The second problem is more on the delivery side and is agreeing on where the source of truth should be.

If your system is simple, this is barely a blip, because you can probably make some sort of unilateral decision and then just push forward with it.

Once the system gets larger and more complex, with more people, more teams and more politics, it can get a bit more difficult.

Really the only thing you can do here is find the most appropriate place and make a case for it, perhaps even accepting that maybe someone else should own the decision-making engine, even if you have a vested interest in its existence.

The last problem that I've run into is understanding the ramifications of centralisation.

Putting all of your eggs one basket is definitely good from the perspective of making it easier to maintain and extend the decision-making engine, but there are downsides as well.
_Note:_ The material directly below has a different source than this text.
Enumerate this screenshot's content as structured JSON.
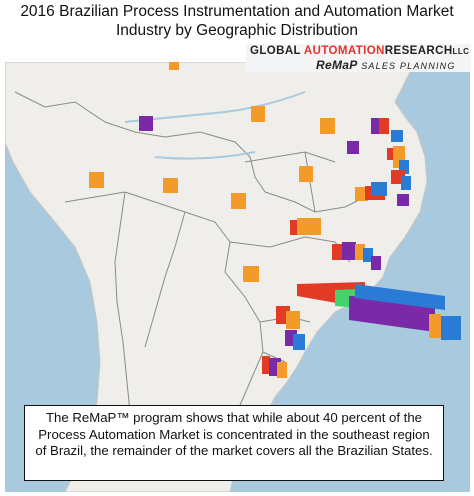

For example, if all decisions of a certain type have to go through a certain component, be it a service or a module or whatever, then you have just introduced a single point of failure to whatever capabilities rely on those decisions. That may be an unacceptable trade-off for your system, which means you'll need to do some extra engineering to plug the gap.

Like everything in software engineering, there are always trade-offs. Just make sure you're making them consciously.

Behave

The idea of consolidating decisions into a single, easy to reason about place is something that is close to my heart.

Within my department, we have three separate systems that are responsible for making placement decisions during the provisioning and migration of various internal entities.

That's like...two more than I would like.

We've known about the problem for quite a while, but it has been difficult to prioritise the consolidation when compared against other business priorities.

The good news is that it's become more of a focus recently, and we've started to make some meaningful headway into consolidating all of the decisions into a single place.

It's not because of my amazing persuasive skills though.

Well, not entirely.

Sure, we need to consolidate prior to building out brand new generic functionality to offer placement to more internal services within Atlassian, which is a long-term initiative that I'm running.

But really, the most convincing argument was when we suffered a series of incidents relating to placement during provisioning and a much larger group of people suddenly became aware of the split-brain situation and how much effort it was going to take to make things consistent.

There's nothing quite like a big old fire to convince people to fix something.